Special IQIM seminar: April 14 begins at 11 am in 469 Lauritsen.

Abstract: Understanding and manipulating the dynamic behavior of electrons and atomic lattices requires probing matter at its ultimate spatiotemporal and quantum boundaries. This talk presents a unified experimental paradigm for observing and driving physical phenomena at these fundamental limits, bridging advances in attosecond electron microscopy, condensed matter surface science, and ultrafast quantum optics1.

First, we introduce "Attomicroscopy,"2 a breakthrough that shatters previous temporal barriers in transmission electron microscopy to achieve 625-attosecond resolution. Utilizing this instrumentation, we demonstrate real-time, real-space imaging and attosecond electron diffraction of strongly driven electron dynamics in graphene3. Extending this deterministic manipulation to the atomic scale, we explore the field-driven control of hydrogen-bond networks. Using low-temperature scanning tunneling microscopy, we reveal the electric-field-induced transition of interfacial water into highly ordered monolayers and characterize the formation of moiré patterns on graphite.

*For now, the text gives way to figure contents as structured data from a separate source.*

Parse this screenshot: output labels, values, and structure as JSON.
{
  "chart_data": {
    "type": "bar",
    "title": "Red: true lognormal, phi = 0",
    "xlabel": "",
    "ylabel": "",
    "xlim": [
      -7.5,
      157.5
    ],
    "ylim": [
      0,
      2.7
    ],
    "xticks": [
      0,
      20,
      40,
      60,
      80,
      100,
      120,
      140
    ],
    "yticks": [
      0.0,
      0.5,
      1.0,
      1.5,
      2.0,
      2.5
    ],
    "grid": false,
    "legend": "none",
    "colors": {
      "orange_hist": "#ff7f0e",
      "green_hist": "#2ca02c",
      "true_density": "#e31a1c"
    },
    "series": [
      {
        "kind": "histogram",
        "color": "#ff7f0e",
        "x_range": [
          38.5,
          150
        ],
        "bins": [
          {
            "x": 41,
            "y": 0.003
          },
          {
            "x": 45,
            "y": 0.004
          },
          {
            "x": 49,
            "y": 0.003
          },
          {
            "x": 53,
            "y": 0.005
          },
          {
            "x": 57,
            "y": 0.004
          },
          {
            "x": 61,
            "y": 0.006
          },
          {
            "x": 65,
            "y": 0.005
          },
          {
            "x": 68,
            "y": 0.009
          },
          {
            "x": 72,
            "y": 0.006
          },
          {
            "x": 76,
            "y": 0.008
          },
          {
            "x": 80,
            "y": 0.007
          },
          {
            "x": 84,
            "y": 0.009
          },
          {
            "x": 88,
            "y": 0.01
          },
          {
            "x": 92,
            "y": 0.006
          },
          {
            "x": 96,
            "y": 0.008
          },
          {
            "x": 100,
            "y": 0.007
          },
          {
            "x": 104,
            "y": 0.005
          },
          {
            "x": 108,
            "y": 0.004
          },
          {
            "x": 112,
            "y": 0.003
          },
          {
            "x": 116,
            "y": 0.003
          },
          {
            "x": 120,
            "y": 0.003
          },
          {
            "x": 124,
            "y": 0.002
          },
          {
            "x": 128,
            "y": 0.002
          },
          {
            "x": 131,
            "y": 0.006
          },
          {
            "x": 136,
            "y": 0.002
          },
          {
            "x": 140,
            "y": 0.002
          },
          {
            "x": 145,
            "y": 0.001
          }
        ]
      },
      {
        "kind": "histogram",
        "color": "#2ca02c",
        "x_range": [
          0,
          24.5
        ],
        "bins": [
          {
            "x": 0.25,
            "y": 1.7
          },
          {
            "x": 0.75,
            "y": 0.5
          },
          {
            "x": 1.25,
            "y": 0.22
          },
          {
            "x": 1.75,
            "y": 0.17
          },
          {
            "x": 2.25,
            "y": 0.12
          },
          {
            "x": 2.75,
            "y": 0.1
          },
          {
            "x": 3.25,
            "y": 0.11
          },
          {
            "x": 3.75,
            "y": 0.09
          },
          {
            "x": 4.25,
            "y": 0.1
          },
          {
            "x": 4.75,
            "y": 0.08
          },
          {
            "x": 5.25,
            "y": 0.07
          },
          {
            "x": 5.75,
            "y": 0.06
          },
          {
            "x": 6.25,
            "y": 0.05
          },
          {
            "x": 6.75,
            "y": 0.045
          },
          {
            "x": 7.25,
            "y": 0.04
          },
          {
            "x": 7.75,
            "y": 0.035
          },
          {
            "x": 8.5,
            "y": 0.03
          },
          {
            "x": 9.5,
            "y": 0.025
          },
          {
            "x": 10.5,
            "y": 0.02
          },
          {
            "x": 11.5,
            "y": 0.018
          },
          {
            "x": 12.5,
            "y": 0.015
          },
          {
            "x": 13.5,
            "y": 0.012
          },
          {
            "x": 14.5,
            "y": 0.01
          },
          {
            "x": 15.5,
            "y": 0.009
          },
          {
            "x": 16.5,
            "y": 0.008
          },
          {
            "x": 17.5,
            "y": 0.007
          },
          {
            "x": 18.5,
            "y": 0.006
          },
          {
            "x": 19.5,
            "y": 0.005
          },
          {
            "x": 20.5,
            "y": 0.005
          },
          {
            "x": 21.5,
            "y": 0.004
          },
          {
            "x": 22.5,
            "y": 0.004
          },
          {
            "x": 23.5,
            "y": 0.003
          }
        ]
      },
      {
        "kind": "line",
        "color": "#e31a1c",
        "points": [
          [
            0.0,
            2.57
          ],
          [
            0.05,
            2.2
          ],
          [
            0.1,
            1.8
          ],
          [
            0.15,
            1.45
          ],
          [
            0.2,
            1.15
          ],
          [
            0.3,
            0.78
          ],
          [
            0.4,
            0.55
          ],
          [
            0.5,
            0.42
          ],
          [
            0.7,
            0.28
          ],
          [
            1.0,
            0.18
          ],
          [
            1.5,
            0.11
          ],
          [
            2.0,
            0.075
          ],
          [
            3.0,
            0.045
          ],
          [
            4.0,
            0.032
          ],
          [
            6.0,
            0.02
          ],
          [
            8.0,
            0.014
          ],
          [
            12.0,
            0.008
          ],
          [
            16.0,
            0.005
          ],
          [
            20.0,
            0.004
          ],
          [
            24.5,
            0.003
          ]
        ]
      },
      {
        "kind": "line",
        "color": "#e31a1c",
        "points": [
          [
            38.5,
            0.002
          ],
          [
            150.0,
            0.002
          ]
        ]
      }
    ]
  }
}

Beyond controlling the structural and electronic states of matter, we extend attosecond precision to the quantum fluctuations of driving optical fields to establish the new fields of ultrafast quantum optics and quantum strong-field physics4. We show that the squeezing of an ultrashort light field is intrinsically time-dependent on sub-optical-cycle timescales, and that this time-domain quantum structure can be visualized and transduced into a quantum electronic observable during strong-field interaction.

Finally, we demonstrate that the quantum optical uncertainty of the driving squeezed field is encoded in the noise statistics of a light-induced tunneling current in a graphene–silicon heterostructure, achieving sub-femtosecond tunability. This constitutes an experimental realization of quantum–quantum coupling between a nonclassical optical field and a quantum electronic observable, establishing a robust foundation for next-generation quantum sensing and ultrafast quantum information processing5.

Refrences

1 Krausz, F. Nobel Lecture: Sub-atomic motions. Rev. Mod. Phys. 96, 030502, (2024).

2 Hui, D., Alqattan, H., Sennary, M., Golubev, N. V. & Hassan, M. T. Attosecond electron microscopy and diffraction. Science Advances 10, eadp5805, (2024).

3 Sennary, M. et al. Light-induced quantum tunnelling current in graphene. Nature Communications 16, 4335, (2025).

4 Sennary, M. et al. Attosecond quantum uncertainty dynamics and ultrafast squeezed light for quantum communication. Light: Science & Applications 14, 350, (2025).

5 Sennary, M., Rivera-Dean, J., Lewenstein, M. & Hassan, M. T. Attosecond quantum optics. arXiv:2601.08671, (2026).